Depuis le lancement de leur campagne en mer Rouge, les Houthis ont endommagé au moins trente navires (dont certains n’avaient aucun lien avec Israël, les États-Unis et le Royaume-Uni) et en ont coulé deux.
Cela dit, les rebelles yéménites ne se contentent plus de s’attaquer au trafic maritime (quitte à provoquer des catastrophes environnementales dont les populations locales sont les premières victimes). Le 19 juillet, ils ont revendiqué une attaque contre Tel-Aviv (Israël) avec un drone d’un nouveau type baptisé « Jaffa ». En échange, le ministre israélien de la Défense Yoav Galant a promis de faire « payer de manière décisive et par surprise quiconque tenterait de nuire à Israël ».
Un autre pays est d’ailleurs directement touché par les attaques des Houthis : l’Égypte.
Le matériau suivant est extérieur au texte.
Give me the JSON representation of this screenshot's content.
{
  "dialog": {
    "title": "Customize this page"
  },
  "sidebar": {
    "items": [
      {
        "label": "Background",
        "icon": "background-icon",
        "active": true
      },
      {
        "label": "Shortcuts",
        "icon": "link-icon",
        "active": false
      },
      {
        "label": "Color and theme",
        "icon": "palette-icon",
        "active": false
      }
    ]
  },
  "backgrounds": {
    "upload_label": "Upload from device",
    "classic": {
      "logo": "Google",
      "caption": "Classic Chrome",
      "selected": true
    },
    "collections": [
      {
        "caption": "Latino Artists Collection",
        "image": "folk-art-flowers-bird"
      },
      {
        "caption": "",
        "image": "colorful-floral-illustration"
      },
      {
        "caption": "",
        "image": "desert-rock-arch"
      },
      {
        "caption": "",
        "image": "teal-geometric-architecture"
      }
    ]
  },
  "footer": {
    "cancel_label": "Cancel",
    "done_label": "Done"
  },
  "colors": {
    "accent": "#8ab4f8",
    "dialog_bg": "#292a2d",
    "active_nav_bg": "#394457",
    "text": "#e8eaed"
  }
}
En effet, les revenus de l’Autorité du canal de Suez ont chuté de 23 % au cours de l’année écoulée, à 7,2 milliards de dollars (contre 9,4 milliards de dollars lors de l’exercice précédent).
Les Houthis du Yémen affirment que leurs opérations « vont s’intensifier et ne s’arrêteront pas ». pic.twitter.com/8BphdDYM3F
— Rapport de conflit (@clashreport) 19 juillet 2024
Quoi qu’il en soit, outre le soutien de l’Iran, les Houthis pourraient bientôt compter sur celui de la Russie. C’est en effet ce que rapportait le Wall Street Journal le 19 juillet, sur la base d’informations des services de renseignement américains. En effet, Moscou envisagerait de leur fournir des missiles antinavires supersoniques, probablement des Yakhonts (la désignation d’exportation des P-800 Oniks), capables d’atteindre des cibles à 300 km de distance. A noter que, selon Reuters, le Hezbollah, la milice chiite libanaise, aurait déjà réussi à s’en procurer.
Pour l’instant, aucun transfert d’armes n’a été effectué. Mais deux responsables américains ont confirmé au quotidien que des émissaires houthis avaient été aperçus à Moscou… Et que la livraison de ces missiles, si elle devait avoir lieu, « emprunterait des routes de contrebande iraniennes ».
Toujours selon le Wall Street Journal, l’administration américaine mènerait une opération « diplomatique » impliquant un « pays tiers » pour tenter de persuader Vladimir Poutine, le chef du Kremlin, « de ne pas se joindre à l’Iran pour fournir des armes aux Houthis ». Il s’agirait vraisemblablement de l’Egypte, dont les responsables contactés par le journal n’ont pas souhaité dévoiler l’identité.
Pour rappel, en juin, M. Poutine avait évoqué la possibilité de fournir des armes « aux régions du monde où seront frappées des installations sensibles de pays » fournissant une aide militaire à l’Ukraine.
Par ailleurs, dans une lettre confidentielle adressée à Lloyd Austin, le chef du Pentagone, le général Erik Kurilla, le « patron » du commandement américain pour le Moyen-Orient et l’Asie centrale (US CENTCOM) a estimé que les opérations menées dans la région « ne parvenaient pas à dissuader les Houthis de lancer des attaques contre des navires en mer Rouge » et que, par conséquent, une « approche plus large serait nécessaire ».